Between 1998 and 2008, a study in the United States found a 64% decrease in antibiotic-resistant pneumococci among children and a 45% decrease among adults over 65 (L. M. Hampton et al. J. Infect. Dis. 205, 401–411; 2012). The different pneumococcal vaccines target a handful (7, 10 or 13, depending on the vaccine) of the more than 90 varieties (serotypes) of the pneumococcus, but those serotypes are among the most likely to develop antibiotic resistance. The result is a greater reduction in antibiotic-resistant strains in the population compared with sensitive strains.
Low-income countries began deploying pneumococcal vaccines around 2009, and more than 40 of them are expected to administer the vaccine to infants by 2015. Many of these countries receive vaccines free or at a discount through financial support from the GAVI Alliance. “Getting those vaccines into low-income countries in a ten-year time span is an incredibly fast roll-out,” says Katherine O’Brien, an epidemiologist at the Johns Hopkins Bloomberg School of Public Health in Baltimore, Maryland. She notes that most other vaccines have reached the world’s poorest people much later after being introduced in developed countries.
South Africa, which is not eligible for GAVI support, funded its own pneumococcal vaccination programme in 2009 using the seven-strain PCV7, and von Gottberg’s team tracked the effects. A different mix of pneumococcus serotypes circulates in South Africa from those in the Western countries for which the PCV7 vaccine was designed. And the types of people who contract pneumococcal disease also differ in South Africa, where HIV-infected adults, often mothers, tend to contract the disease along with children and older people.

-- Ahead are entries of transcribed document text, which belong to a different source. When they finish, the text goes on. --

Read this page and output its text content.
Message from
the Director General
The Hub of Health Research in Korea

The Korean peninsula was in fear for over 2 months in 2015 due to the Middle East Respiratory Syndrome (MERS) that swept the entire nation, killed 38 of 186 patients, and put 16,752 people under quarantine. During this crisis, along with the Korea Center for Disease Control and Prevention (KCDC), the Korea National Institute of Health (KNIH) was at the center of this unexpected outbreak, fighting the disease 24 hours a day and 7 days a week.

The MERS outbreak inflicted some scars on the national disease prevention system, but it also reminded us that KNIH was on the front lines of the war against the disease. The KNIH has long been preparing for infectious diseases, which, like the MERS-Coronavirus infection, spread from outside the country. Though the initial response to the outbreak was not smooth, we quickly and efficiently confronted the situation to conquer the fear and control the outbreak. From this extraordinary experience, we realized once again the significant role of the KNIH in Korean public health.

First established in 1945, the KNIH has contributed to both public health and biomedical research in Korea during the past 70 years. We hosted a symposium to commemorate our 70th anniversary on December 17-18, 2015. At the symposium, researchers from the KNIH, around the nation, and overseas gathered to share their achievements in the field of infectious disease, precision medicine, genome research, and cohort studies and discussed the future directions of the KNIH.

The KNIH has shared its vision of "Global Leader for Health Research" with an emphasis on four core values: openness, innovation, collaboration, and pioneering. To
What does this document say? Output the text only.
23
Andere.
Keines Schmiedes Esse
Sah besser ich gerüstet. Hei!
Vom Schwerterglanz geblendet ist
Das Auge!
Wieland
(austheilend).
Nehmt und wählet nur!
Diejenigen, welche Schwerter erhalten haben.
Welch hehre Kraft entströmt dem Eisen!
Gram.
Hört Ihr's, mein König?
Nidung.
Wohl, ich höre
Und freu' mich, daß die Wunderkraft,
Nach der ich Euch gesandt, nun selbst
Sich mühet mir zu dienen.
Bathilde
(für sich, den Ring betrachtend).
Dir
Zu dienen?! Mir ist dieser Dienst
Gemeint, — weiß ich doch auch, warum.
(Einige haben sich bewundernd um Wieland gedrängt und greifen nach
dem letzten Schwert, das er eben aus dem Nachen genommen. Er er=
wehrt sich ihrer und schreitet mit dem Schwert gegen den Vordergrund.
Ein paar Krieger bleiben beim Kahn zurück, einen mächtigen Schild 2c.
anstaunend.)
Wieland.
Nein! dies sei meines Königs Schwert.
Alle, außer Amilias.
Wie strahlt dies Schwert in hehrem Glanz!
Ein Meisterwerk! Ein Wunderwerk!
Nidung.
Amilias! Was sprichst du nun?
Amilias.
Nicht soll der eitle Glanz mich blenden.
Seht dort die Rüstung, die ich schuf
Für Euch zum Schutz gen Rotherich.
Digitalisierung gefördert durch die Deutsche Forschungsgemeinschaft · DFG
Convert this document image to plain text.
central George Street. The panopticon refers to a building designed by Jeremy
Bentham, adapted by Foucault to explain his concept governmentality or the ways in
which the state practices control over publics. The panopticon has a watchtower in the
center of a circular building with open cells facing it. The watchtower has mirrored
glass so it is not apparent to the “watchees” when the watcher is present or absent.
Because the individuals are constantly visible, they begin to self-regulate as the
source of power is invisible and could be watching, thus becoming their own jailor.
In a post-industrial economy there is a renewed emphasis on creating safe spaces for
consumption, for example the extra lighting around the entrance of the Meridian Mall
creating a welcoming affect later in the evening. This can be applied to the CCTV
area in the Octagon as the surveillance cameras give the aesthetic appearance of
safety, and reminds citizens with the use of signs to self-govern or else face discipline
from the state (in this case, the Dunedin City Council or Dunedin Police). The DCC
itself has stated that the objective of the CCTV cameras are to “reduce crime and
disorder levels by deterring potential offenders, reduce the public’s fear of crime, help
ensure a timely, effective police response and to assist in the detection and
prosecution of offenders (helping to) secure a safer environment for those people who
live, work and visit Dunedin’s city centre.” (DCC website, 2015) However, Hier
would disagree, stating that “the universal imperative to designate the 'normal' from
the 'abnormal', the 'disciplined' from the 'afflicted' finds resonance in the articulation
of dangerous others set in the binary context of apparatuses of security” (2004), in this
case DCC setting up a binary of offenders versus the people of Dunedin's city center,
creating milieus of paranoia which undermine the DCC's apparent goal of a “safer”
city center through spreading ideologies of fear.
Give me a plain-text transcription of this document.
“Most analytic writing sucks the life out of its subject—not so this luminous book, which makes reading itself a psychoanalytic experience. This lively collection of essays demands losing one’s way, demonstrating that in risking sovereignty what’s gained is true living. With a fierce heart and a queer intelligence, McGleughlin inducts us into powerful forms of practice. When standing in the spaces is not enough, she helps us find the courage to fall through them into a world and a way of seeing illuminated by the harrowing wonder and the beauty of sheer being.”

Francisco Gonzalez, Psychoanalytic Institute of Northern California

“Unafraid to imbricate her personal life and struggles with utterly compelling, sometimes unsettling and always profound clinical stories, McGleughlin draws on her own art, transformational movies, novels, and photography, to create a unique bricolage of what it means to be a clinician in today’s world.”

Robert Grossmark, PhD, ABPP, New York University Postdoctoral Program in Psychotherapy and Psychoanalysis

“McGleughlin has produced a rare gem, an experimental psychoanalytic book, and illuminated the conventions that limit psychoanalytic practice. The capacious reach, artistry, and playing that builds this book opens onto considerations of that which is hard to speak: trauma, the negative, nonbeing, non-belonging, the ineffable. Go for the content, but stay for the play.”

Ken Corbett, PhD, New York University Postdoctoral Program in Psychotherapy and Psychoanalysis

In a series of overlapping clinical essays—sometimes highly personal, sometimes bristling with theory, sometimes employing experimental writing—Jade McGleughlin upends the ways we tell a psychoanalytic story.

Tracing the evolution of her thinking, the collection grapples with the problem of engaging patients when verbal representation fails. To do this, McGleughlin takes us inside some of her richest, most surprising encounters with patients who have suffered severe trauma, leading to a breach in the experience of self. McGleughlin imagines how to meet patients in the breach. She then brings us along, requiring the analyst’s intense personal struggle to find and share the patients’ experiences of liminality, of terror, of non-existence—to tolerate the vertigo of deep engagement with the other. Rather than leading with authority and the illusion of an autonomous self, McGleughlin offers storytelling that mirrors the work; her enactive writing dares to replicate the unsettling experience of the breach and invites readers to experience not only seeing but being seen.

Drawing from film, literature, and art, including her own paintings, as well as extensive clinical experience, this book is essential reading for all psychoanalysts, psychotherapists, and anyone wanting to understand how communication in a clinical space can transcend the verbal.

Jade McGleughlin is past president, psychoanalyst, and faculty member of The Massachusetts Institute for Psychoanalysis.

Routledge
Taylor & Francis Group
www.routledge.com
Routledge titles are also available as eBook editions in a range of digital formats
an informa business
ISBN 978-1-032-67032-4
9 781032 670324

Despite these differences, von Gottberg’s team noticed a steep reduction in rates of invasive pneumococcal disease after vaccination began. By 2012, cases caused by the serotypes included in the vaccine had plummeted in both children and in middle-aged adults (by 89% and 57%, respectively), and antibiotic-resistant infections with those serotypes were also down in the young (by 82%) and across all age groups. The results suggest that the vaccine’s effects in Western countries translated to children and adults in a sub-Saharan African country. It is notable, von Gottberg says, that the incidence of drug-resistant cases fell more than the incidence of drug-sensitive ones.
O’Brien says that the data suggest that other Sub-Saharan African countries should experience similar benefits after introducing the vaccine. Ongoing surveillance of the effects of the PCV10 vaccine roll-out in 2010 in a district in Kenya has also recorded steep reductions in severe pneumococcal infections (see go.nature.com/bxh6qp).
The reductions in antibiotic-resistant pneumococcal disease should lead to less use of antibiotics overall. A study in Finland found that the introduction of a different pneumococcal vaccine reduced antibiotic purchases by 8% (A. A. Palmu et al. Lancet Infect. Dis. 14, 205–212; 2014). Moreover, if doctors are confident that front-line antibiotics will routinely cure serious pneumococcal diseases, “they won’t feel that impetus to have to go with a big-gun antibiotic”, says O’Brien. More prudent use of antibiotics should forestall the development of drug resistance.
Von Gottberg hopes that her team’s data will encourage countries that haven’t yet signed up for the vaccine to follow Eritrea, Niger and Côte d’Ivoire. “To have another weapon in our armament to reduce antibiotic resistance is a very good story,” she says. “It will convince governments.”